Cancellare graffiti è un lavoro del cazzo, ma qualcuno deve pur farlo.
Te lo ripeti ogni mattina da dieci anni a questa parte, ormai troppo vecchio per una promozione, troppo giovane per la pensione.
La segretaria, con la grazia dei suoi 180 chili, ti sbatte in faccia la lista dei luoghi da bonificare ed un “sei in ritardo, muovi il culo” al posto del buongiorno. Poi ricomincia a giocare a Candy Crush.
Raggiungi il furgone trascinando i piedi, la schiena curva.
Pioviggina.
Lasci cadere sul sedile del passeggero la borsa degli attrezzi, carichi l’idropulitrice e solventi vari. Delle protezioni te ne freghi, dopo dieci anni di solventi ormai non te ne importa più nulla.
Il cielo è grigio, come il tuo umore.
Colleghi in ordine sparso i punti ti segnati sulla cartina, parcheggi a caso, scarichi l’attrezzatura ed inizi a ripulire i muri dai graffiti.
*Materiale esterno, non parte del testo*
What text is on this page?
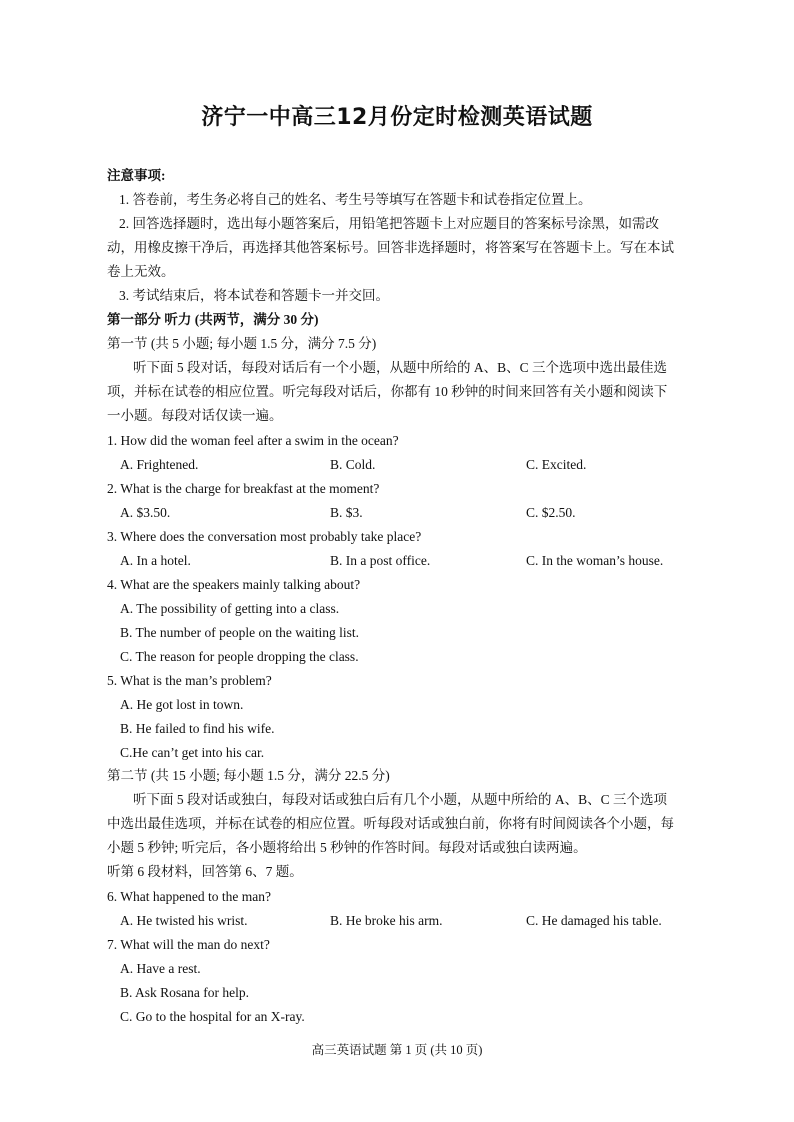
济宁一中高三12月份定时检测英语试题
注意事项:
1. 答卷前，考生务必将自己的姓名、考生号等填写在答题卡和试卷指定位置上。
2. 回答选择题时，选出每小题答案后，用铅笔把答题卡上对应题目的答案标号涂黑，如需改
动，用橡皮擦干净后，再选择其他答案标号。回答非选择题时，将答案写在答题卡上。写在本试
卷上无效。
3. 考试结束后，将本试卷和答题卡一并交回。
第一部分 听力 (共两节，满分 30 分)
第一节 (共 5 小题; 每小题 1.5 分，满分 7.5 分)
听下面 5 段对话，每段对话后有一个小题，从题中所给的 A、B、C 三个选项中选出最佳选
项，并标在试卷的相应位置。听完每段对话后，你都有 10 秒钟的时间来回答有关小题和阅读下
一小题。每段对话仅读一遍。
1. How did the woman feel after a swim in the ocean?
A. Frightened.	B. Cold.	C. Excited.
2. What is the charge for breakfast at the moment?
A. $3.50.	B. $3.	C. $2.50.
3. Where does the conversation most probably take place?
A. In a hotel.	B. In a post office.	C. In the woman’s house.
4. What are the speakers mainly talking about?
A. The possibility of getting into a class.
B. The number of people on the waiting list.
C. The reason for people dropping the class.
5. What is the man’s problem?
A. He got lost in town.
B. He failed to find his wife.
C.He can’t get into his car.
第二节 (共 15 小题; 每小题 1.5 分，满分 22.5 分)
听下面 5 段对话或独白，每段对话或独白后有几个小题，从题中所给的 A、B、C 三个选项
中选出最佳选项，并标在试卷的相应位置。听每段对话或独白前，你将有时间阅读各个小题，每
小题 5 秒钟; 听完后，各小题将给出 5 秒钟的作答时间。每段对话或独白读两遍。
听第 6 段材料，回答第 6、7 题。
6. What happened to the man?
A. He twisted his wrist.	B. He broke his arm.	C. He damaged his table.
7. What will the man do next?
A. Have a rest.
B. Ask Rosana for help.
C. Go to the hospital for an X-ray.
高三英语试题 第 1 页 (共 10 页)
Sudi e bestemmi sottovoce, mentre i ragazzini ti sputano addosso ed i radical chic ti insultano perché “stai distruggendo la massima expression d’una pulsante subculture artistica, un modern city activism che fa del disagio e della lotta al potere la sua rasond d’etre”.
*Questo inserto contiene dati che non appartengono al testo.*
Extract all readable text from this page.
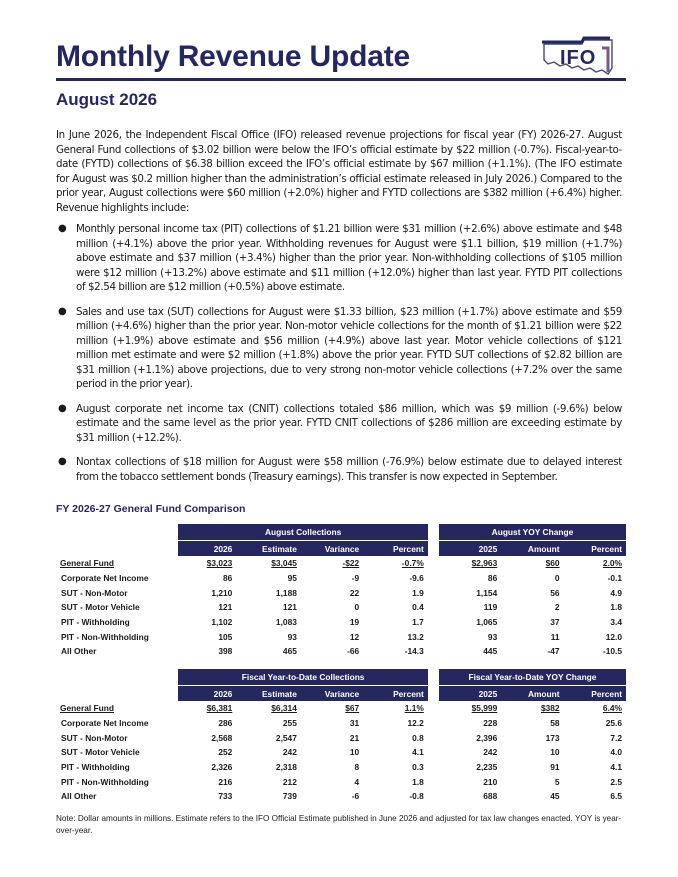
Monthly Revenue Update	IFO
August 2026
In June 2026, the Independent Fiscal Office (IFO) released revenue projections for fiscal year (FY) 2026-27. August General Fund collections of $3.02 billion were below the IFO’s official estimate by $22 million (-0.7%). Fiscal-year-to-date (FYTD) collections of $6.38 billion exceed the IFO’s official estimate by $67 million (+1.1%). (The IFO estimate for August was $0.2 million higher than the administration’s official estimate released in July 2026.) Compared to the prior year, August collections were $60 million (+2.0%) higher and FYTD collections are $382 million (+6.4%) higher. Revenue highlights include:
● Monthly personal income tax (PIT) collections of $1.21 billion were $31 million (+2.6%) above estimate and $48 million (+4.1%) above the prior year. Withholding revenues for August were $1.1 billion, $19 million (+1.7%) above estimate and $37 million (+3.4%) higher than the prior year. Non-withholding collections of $105 million were $12 million (+13.2%) above estimate and $11 million (+12.0%) higher than last year. FYTD PIT collections of $2.54 billion are $12 million (+0.5%) above estimate.
● Sales and use tax (SUT) collections for August were $1.33 billion, $23 million (+1.7%) above estimate and $59 million (+4.6%) higher than the prior year. Non-motor vehicle collections for the month of $1.21 billion were $22 million (+1.9%) above estimate and $56 million (+4.9%) above last year. Motor vehicle collections of $121 million met estimate and were $2 million (+1.8%) above the prior year. FYTD SUT collections of $2.82 billion are $31 million (+1.1%) above projections, due to very strong non-motor vehicle collections (+7.2% over the same period in the prior year).
● August corporate net income tax (CNIT) collections totaled $86 million, which was $9 million (-9.6%) below estimate and the same level as the prior year. FYTD CNIT collections of $286 million are exceeding estimate by $31 million (+12.2%).
● Nontax collections of $18 million for August were $58 million (-76.9%) below estimate due to delayed interest from the tobacco settlement bonds (Treasury earnings). This transfer is now expected in September.
FY 2026-27 General Fund Comparison
	August Collections					August YOY Change		
	2026	Estimate	Variance	Percent		2025	Amount	Percent
General Fund	$3,023	$3,045	-$22	-0.7%		$2,963	$60	2.0%
Corporate Net Income	86	95	-9	-9.6		86	0	-0.1
SUT - Non-Motor	1,210	1,188	22	1.9		1,154	56	4.9
SUT - Motor Vehicle	121	121	0	0.4		119	2	1.8
PIT - Withholding	1,102	1,083	19	1.7		1,065	37	3.4
PIT - Non-Withholding	105	93	12	13.2		93	11	12.0
All Other	398	465	-66	-14.3		445	-47	-10.5
	Fiscal Year-to-Date Collections					Fiscal Year-to-Date YOY Change		
	2026	Estimate	Variance	Percent		2025	Amount	Percent
General Fund	$6,381	$6,314	$67	1.1%		$5,999	$382	6.4%
Corporate Net Income	286	255	31	12.2		228	58	25.6
SUT - Non-Motor	2,568	2,547	21	0.8		2,396	173	7.2
SUT - Motor Vehicle	252	242	10	4.1		242	10	4.0
PIT - Withholding	2,326	2,318	8	0.3		2,235	91	4.1
PIT - Non-Withholding	216	212	4	1.8		210	5	2.5
All Other	733	739	-6	-0.8		688	45	6.5
Note: Dollar amounts in millions. Estimate refers to the IFO Official Estimate published in June 2026 and adjusted for tax law changes enacted. YOY is year-over-year.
Stringi i denti e tiri avanti, mentre immagini l’espressione confusa dei tuoi vicini al telegiornale, che ripetono alla telecamera “sembrava tanto una brava persona…“.
L’ultimo punto del tuo giro odierno. Finalmente.
Parcheggi. Scendi. Alzi gli occhi sulla parete
Alzi gli occhi alla parete e vedi la tua faccia.
E capisci in quell’istante che passerai le prossime quattro ore a cancellare la tua faccia, la tua stessa faccia da un muro.
Sorridi.
L’illuminazione arriva inaspettata come la seconda alba di Hiroshima.
Sorridi.
Sorridi, e quel tuo sorriso abbassa la temperatura nei dintorni di 5 gradi buoni.
Sorridi, e quel sorriso squarcia la barriera interdimensionale tra la Realtà e il Grande Oltre.
Il suono di mille violini impazziti fa da contrappunto ai tuoi gesti, mentre schiaffeggi con il cazzo il dio demente che balla al centro dell’Universo.